On a production AI-visibility (GEO) analytics platform I help run — abstracted here per NDA — the error alerts had been quiet for a long time. Green dashboards, no pages, no "error rate spiking" in chat. If you had asked me, I would have said things were healthy.

They were not healthy. They were silent, which is a different and much worse thing. A query that returns zero errors does not mean there are zero errors — it can also mean your ability to see them is broken, and every alert built on top of "error rate" has been evaluating to false the whole time. The quiet was a blind spot the size of the entire service.

My role on this platform is operational, and I am precise about that: I operate, validate, and stabilize it as the LLM-ops / observability / reliability engineer. I did not build the product and I am not a feature committer. This is the most credible operator-grade proof in my portfolio precisely because it is the kind of bug only someone running the system in anger would find.

I only noticed because I went looking for a specific known error. The application had definitely logged errors that week — I had reproduced one from a user report — so I opened the logs, filtered to level="error", and got nothing. Not "a few." Zero. Across the entire API log stream, as far back as I scrolled.

I stopped trusting the dashboard and went one layer down, querying the Loki API directly instead of through the Grafana UI. Same result: error-level queries came back empty, even though the raw log lines containing the word "error" were right there in the unfiltered stream. So the logs were arriving — they just were not being labelled with a level the queries could filter on.

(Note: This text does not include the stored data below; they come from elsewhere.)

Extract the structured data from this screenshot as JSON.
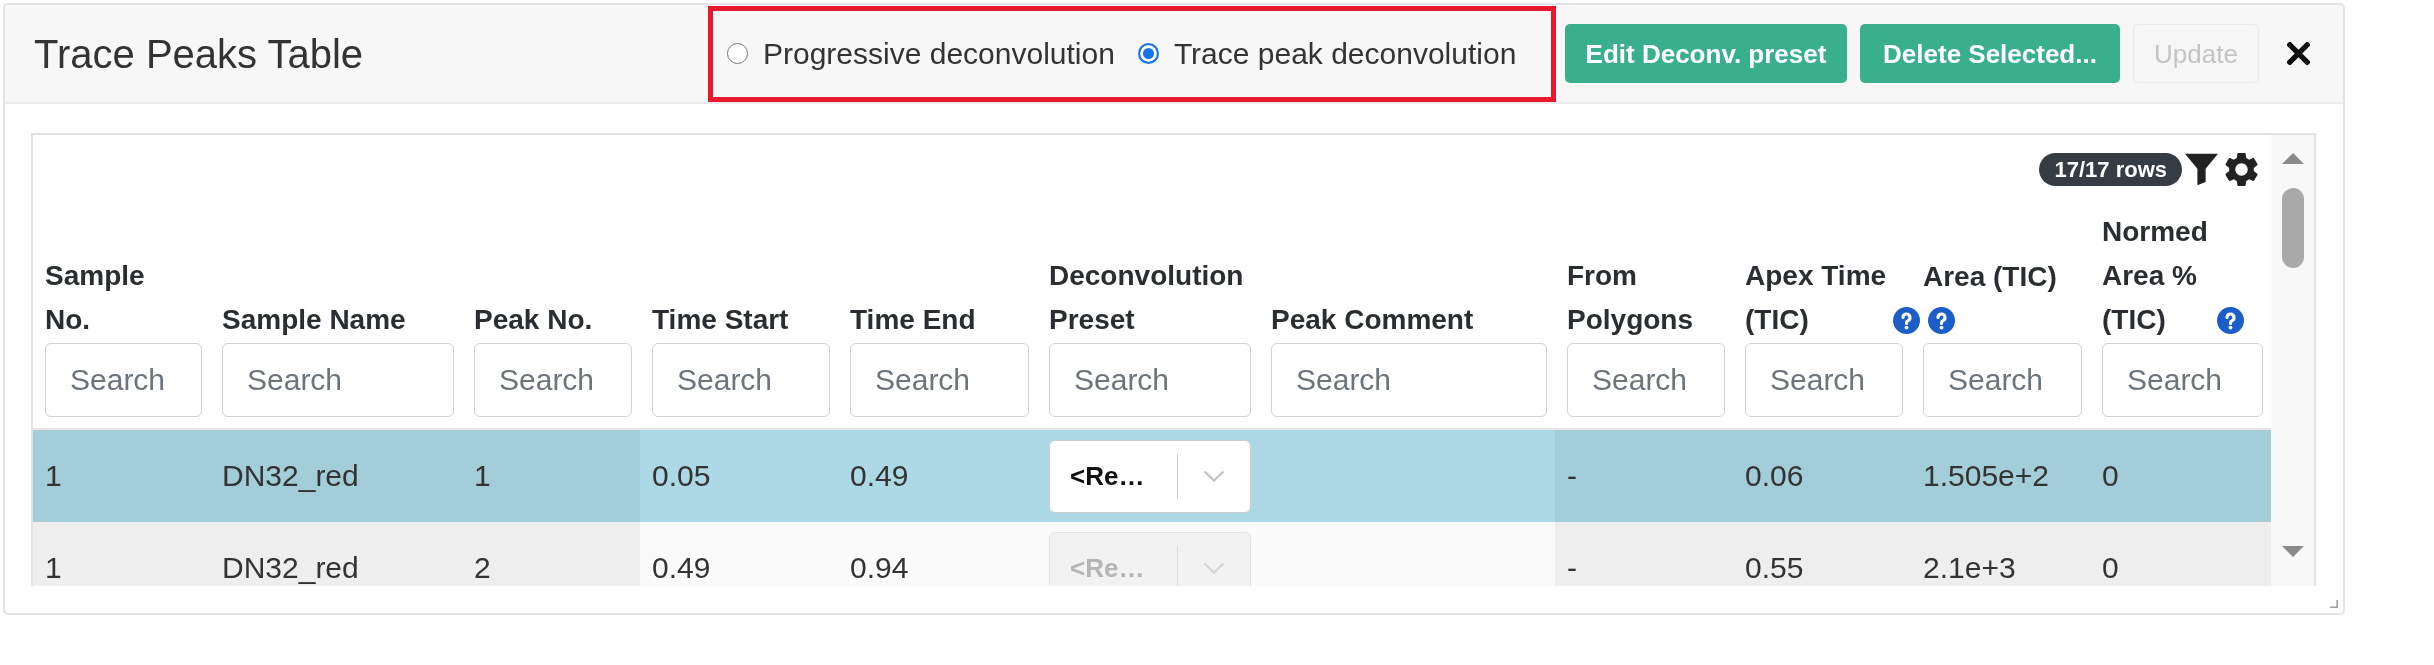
{
  "panel": {
    "title": "Trace Peaks Table"
  },
  "mode_group": {
    "highlighted": true,
    "options": [
      {
        "label": "Progressive deconvolution",
        "selected": false
      },
      {
        "label": "Trace peak deconvolution",
        "selected": true
      }
    ]
  },
  "buttons": [
    {
      "label": "Edit Deconv. preset",
      "disabled": false
    },
    {
      "label": "Delete Selected...",
      "disabled": false
    },
    {
      "label": "Update",
      "disabled": true
    }
  ],
  "table": {
    "row_count": "17/17 rows",
    "columns": [
      {
        "label": "Sample No.",
        "help": false,
        "editable": false,
        "placeholder": "Search"
      },
      {
        "label": "Sample Name",
        "help": false,
        "editable": false,
        "placeholder": "Search"
      },
      {
        "label": "Peak No.",
        "help": false,
        "editable": false,
        "placeholder": "Search"
      },
      {
        "label": "Time Start",
        "help": false,
        "editable": true,
        "placeholder": "Search"
      },
      {
        "label": "Time End",
        "help": false,
        "editable": true,
        "placeholder": "Search"
      },
      {
        "label": "Deconvolution Preset",
        "help": false,
        "editable": true,
        "placeholder": "Search"
      },
      {
        "label": "Peak Comment",
        "help": false,
        "editable": true,
        "placeholder": "Search"
      },
      {
        "label": "From Polygons",
        "help": false,
        "editable": false,
        "placeholder": "Search"
      },
      {
        "label": "Apex Time (TIC)",
        "help": true,
        "editable": false,
        "placeholder": "Search"
      },
      {
        "label": "Area (TIC)",
        "help": true,
        "editable": false,
        "placeholder": "Search"
      },
      {
        "label": "Normed Area % (TIC)",
        "help": true,
        "editable": false,
        "placeholder": "Search"
      }
    ],
    "rows": [
      {
        "selected": true,
        "cells": [
          {
            "kind": "text",
            "text": "1"
          },
          {
            "kind": "text",
            "text": "DN32_red"
          },
          {
            "kind": "text",
            "text": "1"
          },
          {
            "kind": "text",
            "text": "0.05"
          },
          {
            "kind": "text",
            "text": "0.49"
          },
          {
            "kind": "select",
            "value": "<Re…",
            "disabled": false
          },
          {
            "kind": "empty"
          },
          {
            "kind": "text",
            "text": "-"
          },
          {
            "kind": "text",
            "text": "0.06"
          },
          {
            "kind": "text",
            "text": "1.505e+2"
          },
          {
            "kind": "text",
            "text": "0"
          }
        ]
      },
      {
        "selected": false,
        "cells": [
          {
            "kind": "text",
            "text": "1"
          },
          {
            "kind": "text",
            "text": "DN32_red"
          },
          {
            "kind": "text",
            "text": "2"
          },
          {
            "kind": "text",
            "text": "0.49"
          },
          {
            "kind": "text",
            "text": "0.94"
          },
          {
            "kind": "select",
            "value": "<Re…",
            "disabled": true
          },
          {
            "kind": "empty"
          },
          {
            "kind": "text",
            "text": "-"
          },
          {
            "kind": "text",
            "text": "0.55"
          },
          {
            "kind": "text",
            "text": "2.1e+3"
          },
          {
            "kind": "text",
            "text": "0"
          }
        ]
      }
    ]
  }
}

That narrowed it to the ingestion pipeline: the stage that reads each line and extracts a level so you can later query and alert on it. The process manager (PM2) was prefixing every line with its own bookkeeping before it reached the log shipper, and that prefix was enough to break level extraction. Almost every entry ended up effectively unlabelled, so level="error" matched nothing — not because nothing was an error, but because nothing was labelled one.

The fix itself was small: correct the shipping pipeline so it strips the prefix and parses the actual line, restoring real levels — a regex-and-output stage inserted before the JSON parse stage. Within minutes, level="error" lit up with the backlog it should have been showing all along, and level-based alerting started working again. I provided runnable Loki-API commands so the fix could be verified independently, not taken on faith.

The fix was ten minutes; the lesson was the whole point. A healthy service and a broken alerting pipeline produce the identical observable — silence — and your monitoring usually cannot tell you which one you are in. The only way to tell them apart is to deliberately check that your alerting can still fire.

What I do now: treat a zero as a question, not an answer, and cross-check it against a signal from a different path; test the alert path end to end on a schedule by emitting a synthetic error and confirming it trips the alert; and watch the seams between tools, because this bug lived in the boring handoff between the process manager and the log shipper — exactly the place no one owns and no test covers.

A silent severity-1 observability blind spot — level-based alerting broken across the entire API log stream for months by a log-prefix bug — diagnosed by querying the log store directly and fixed with a single ingestion-pipeline stage, with the fix verified via the Loki API.

Kept honest: the employer and product are abstracted per NDA, so this is told at the technique level with no proprietary internals. The debugging is mine; my role on the platform is operating and stabilizing it, not authoring its features. Team-reported cost figures elsewhere on that platform are the team’s own claims and are not part of this story.